On the day I’m about as nervous as it’s possible to be without falling over. Vince is there, along with his musical director, Ernie Dunstall.

Keith Mansfield turns up. “What are you doing here?” I ask. He laughs. “I’ve come to watch you fail.”

The booker’s there too. This is the guy who books musicians for sessions. They never go to sessions. They’d never get any work done. I’m getting a bit paranoid now. He explains: “You’ve got just about every guitarist in London here, so I’ve got nothing else to do. I thought I’d come along and see what you’re up to.”

With all this pressure and anticipation building, I’d love to tell you it was brilliant.

So I will. It was.

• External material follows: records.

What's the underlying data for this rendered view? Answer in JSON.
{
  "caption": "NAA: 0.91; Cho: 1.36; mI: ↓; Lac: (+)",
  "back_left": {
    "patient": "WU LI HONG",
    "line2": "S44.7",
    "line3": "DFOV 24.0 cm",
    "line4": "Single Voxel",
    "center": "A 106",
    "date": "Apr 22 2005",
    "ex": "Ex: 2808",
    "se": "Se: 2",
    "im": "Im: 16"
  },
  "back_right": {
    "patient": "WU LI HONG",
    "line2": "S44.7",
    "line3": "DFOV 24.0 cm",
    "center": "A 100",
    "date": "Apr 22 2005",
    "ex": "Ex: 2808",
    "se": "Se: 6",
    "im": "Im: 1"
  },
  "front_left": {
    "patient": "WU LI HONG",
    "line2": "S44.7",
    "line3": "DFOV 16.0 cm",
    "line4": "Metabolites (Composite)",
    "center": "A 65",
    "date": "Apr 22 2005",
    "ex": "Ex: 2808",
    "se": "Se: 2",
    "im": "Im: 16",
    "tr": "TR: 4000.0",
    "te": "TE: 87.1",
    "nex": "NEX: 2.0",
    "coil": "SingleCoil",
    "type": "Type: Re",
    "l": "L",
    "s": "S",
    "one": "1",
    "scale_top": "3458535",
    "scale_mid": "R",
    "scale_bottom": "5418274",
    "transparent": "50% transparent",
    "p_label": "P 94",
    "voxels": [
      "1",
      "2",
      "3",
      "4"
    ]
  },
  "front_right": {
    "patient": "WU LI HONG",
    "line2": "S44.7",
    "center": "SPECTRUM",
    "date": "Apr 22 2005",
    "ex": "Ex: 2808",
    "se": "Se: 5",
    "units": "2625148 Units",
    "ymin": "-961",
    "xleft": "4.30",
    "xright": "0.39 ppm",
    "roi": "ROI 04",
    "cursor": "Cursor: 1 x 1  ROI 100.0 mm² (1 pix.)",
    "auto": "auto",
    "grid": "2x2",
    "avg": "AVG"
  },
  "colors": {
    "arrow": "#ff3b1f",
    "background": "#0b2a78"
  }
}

It was brilliant.

Ernie Dunstall had been watching intently through the studio window as perspiration became preparation became pin-drop quiet as the conductor lifted his baton.

About one minute in, Ernie turned round, beaming. “Mr Phillips, I think you’ve triumphed.”

Skaila Kanga, front and centre with her beautiful concert harp, had been perfectly willing to go with my flow. Now she was also smiling.

It was absolutely thrilling, the sound coming from that studio.

Later, Vince put his vocals on, and even added harmonies. I’ll never forget the look on his face just before he left the sessions. “No-one’s ever gone to this much trouble for me,” he said. “Thank you.”

Unfortunately, back at the record company, they got the jitters. They hadn’t signed Vince Hill as an experimental artist (which is a laugh: listening now it’s a really sweet sound; nothing shocking about it at all. It just didn’t adhere to the formula).

I knew what they wanted. For a singer like Vince, the formula was to find a bunch of songs that were going to be in the charts in three to four months time, put them all on an album arranged much like the originals and pray that one or two of the songs would be in the Top 10 when the album was released.

So that’s what I did. By the time the album was released – arranged by Keith Mansfield, and minus my mad mandolins – its title track, Mandy, had been number one for Barry Manilow. A couple of the other songs were either in or on their way out of the charts. So we cracked the formula.

My Vince Hill/Bob Dylan collaboration was never released, not even finished. The sessions were never mixed.

All I have to remind me of one of the biggest challenges – and thrills – of my life are the monitor mixes where the magical harmonics caught between 12 guitars, six mandolins and 20 violins are not really apparent.

But maybe, somewhere in there, you can apply your own imagination to my wall of sound and hear at least some of what I heard on the only occasion in my life when 50+ musicians played arrangements that I had written down.

And Vince – I know you’re having the toughest of years. This one’s for you, just to remind everyone that you really did have what it takes. And you let a 25-year-old mandolin fool mess with your career. Thank you.

 

PS: Of course, that wasn’t the end of me and mandolins. Car 67 features a bunch of ’em.